Num momento de tanto individualismo intensificado pelo mundo digital, tomar consciência da necessidade de se relacionar faz diferença nos modos de existir.

Não nos olhamos nos olhos, não percebemos o que está ao nosso redor, não damos tempo para que o que acontece nos afete.Somos consumidos pelo modo automático.

(Ilustração de Odilon Moraes no livro  livro “Os Invisíveis” de Tino Freitas)  

Se não as relações, o quê?

O que há de mais humano do que relacionar-se?

O teatro pode ser um convite à humanização.

O convite à pausa pode parecer desafiador.
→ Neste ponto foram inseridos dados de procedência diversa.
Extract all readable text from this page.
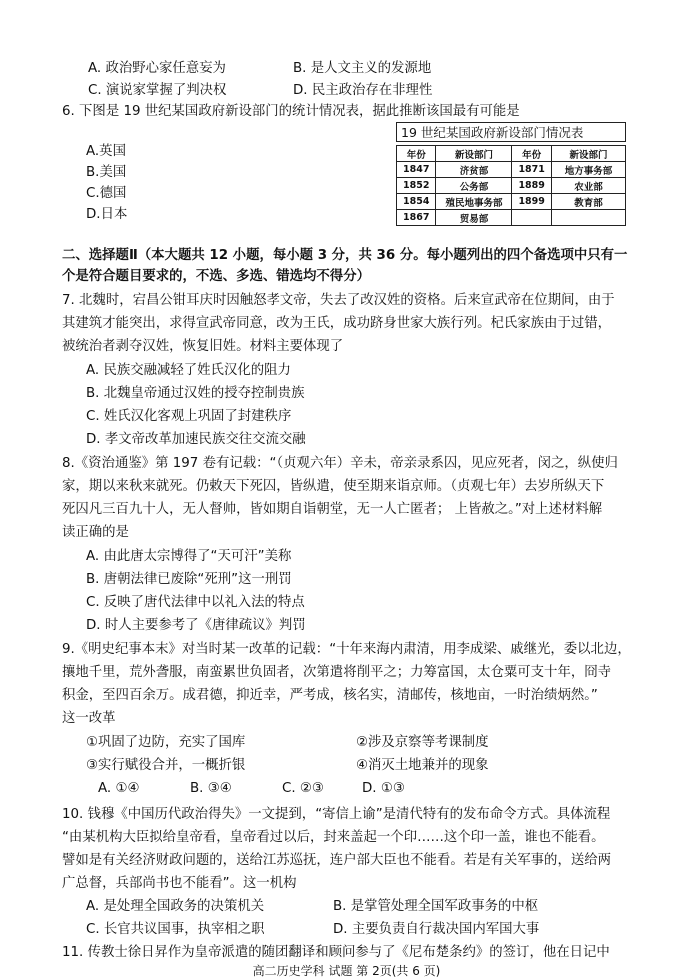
A. 政治野心家任意妄为	B. 是人文主义的发源地
C. 演说家掌握了判决权	D. 民主政治存在非理性
6. 下图是 19 世纪某国政府新设部门的统计情况表，据此推断该国最有可能是
A.英国
B.美国
C.德国
D.日本
19 世纪某国政府新设部门情况表
年份	新设部门	年份	新设部门
1847	济贫部	1871	地方事务部
1852	公务部	1889	农业部
1854	殖民地事务部	1899	教育部
1867	贸易部		
二、选择题Ⅱ（本大题共 12 小题，每小题 3 分，共 36 分。每小题列出的四个备选项中只有一
个是符合题目要求的，不选、多选、错选均不得分）
7. 北魏时，宕昌公钳耳庆时因触怒孝文帝，失去了改汉姓的资格。后来宣武帝在位期间，由于
其建筑才能突出，求得宣武帝同意，改为王氏，成功跻身世家大族行列。杞氏家族由于过错，
被统治者剥夺汉姓，恢复旧姓。材料主要体现了
A. 民族交融减轻了姓氏汉化的阻力
B. 北魏皇帝通过汉姓的授夺控制贵族
C. 姓氏汉化客观上巩固了封建秩序
D. 孝文帝改革加速民族交往交流交融
8.《资治通鉴》第 197 卷有记载：“（贞观六年）辛未，帝亲录系囚，见应死者，闵之，纵使归
家，期以来秋来就死。仍敕天下死囚，皆纵遣，使至期来诣京师。（贞观七年）去岁所纵天下
死囚凡三百九十人，无人督帅，皆如期自诣朝堂，无一人亡匿者； 上皆赦之。”对上述材料解
读正确的是
A. 由此唐太宗博得了“天可汗”美称
B. 唐朝法律已废除“死刑”这一刑罚
C. 反映了唐代法律中以礼入法的特点
D. 时人主要参考了《唐律疏议》判罚
9.《明史纪事本末》对当时某一改革的记载：“十年来海内肃清，用李成梁、戚继光，委以北边，
攘地千里，荒外詟服，南蛮累世负固者，次第遣将削平之；力筹富国，太仓粟可支十年，冏寺
积金，至四百余万。成君德，抑近幸，严考成，核名实，清邮传，核地亩，一时治绩炳然。”
这一改革
①巩固了边防，充实了国库	②涉及京察等考课制度
③实行赋役合并，一概折银	④消灭土地兼并的现象
A. ①④	B. ③④	C. ②③	D. ①③
10. 钱穆《中国历代政治得失》一文提到，“寄信上谕”是清代特有的发布命令方式。具体流程
“由某机构大臣拟给皇帝看，皇帝看过以后，封来盖起一个印……这个印一盖，谁也不能看。
譬如是有关经济财政问题的，送给江苏巡抚，连户部大臣也不能看。若是有关军事的，送给两
广总督，兵部尚书也不能看”。这一机构
A. 是处理全国政务的决策机关	B. 是掌管处理全国军政事务的中枢
C. 长官共议国事，执宰相之职	D. 主要负责自行裁决国内军国大事
11. 传教士徐日昇作为皇帝派遣的随团翻译和顾问参与了《尼布楚条约》的签订，他在日记中
高二历史学科 试题 第 2页(共 6 页)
Repousar o olhar sobre a sua respiração, sobre como os seus pés tocam o chão. Perceber o corpo depois de uma manhã sentado tendo aulas. Ter espaço para rolar no chão. Ouvir bastante e gritar quando couber.

Aos poucos, compreender que, ali, no palco, tudo é possível.

Poder construir esse espaço de criação e reflexão dentro da escola com os estudantes de 4º e 5º anos e com o Carlos, também estagiário de Artes, tem sido muito precioso.

Dentro da aula de Teatro, os saberes partem do respeito - pelo espaço, pelo corpo, pelo outro, e especialmente, por você mesmo.

Quanto de autoconhecimento não mora aí?

Acessar os próprios desejos, reconhecer a natureza do desejo e dosar quando cabe realizá-lo e quando não. Saber que, ali, quando um perde, todos perdem.

Perceber que certo e errado são pontos de vista. Perceber que uma história tem 2, 3, 5 ou até 10 lados.

Questionar. Aprender a duvidar. Aprender a escolher.  

Para mim, não há como separar o fazer teatral do autoconhecimento.

Pessoas sensíveis e inteiras em si podem escutar os ambientes, as pessoas, as situações e escolher como agir sobre elas, ou não.

Além do desenvolvimento pessoal, há uma potência dentro do teatro, talvez a mais conhecida, que é: relacionar-se criticamente com os assuntos do mundo e pensar novos mundos, imaginar. Imaginar é muito poderoso.

Podemos pensar sobre tudo através dessa linguagem. Podemos imaginar novas soluções para problemas antigos e esperançar novos caminhos.

O teatro tem matéria prima Humana. Ele nos obriga a estar diante de outro ser humano e isso é valioso. Ser ator é ser um Ser Humano profissional.

“Vejam bem o procedimento desta gente:

Estranhável, conquanto não pareça estranho

Difícil de explicar, embora tão comum

Difícil de entender, embora seja a regra.

 Até o mínimo gesto, simples na aparência,

Olhem desconfiados!

Perguntem

Se é necessário,

a começar do mais comum!

E, por favor, não achem natural

O que acontece e torna a acontecer

Não se deve dizer que nada é natural!

Numa época de confusão e sangue,

Desordem ordenada,

arbítrio de propósito,

Humanidade desumanizada

Para que imutável não se considere;

Nada.”

(BRECHT, A Exceção e a Regra, 1929/30).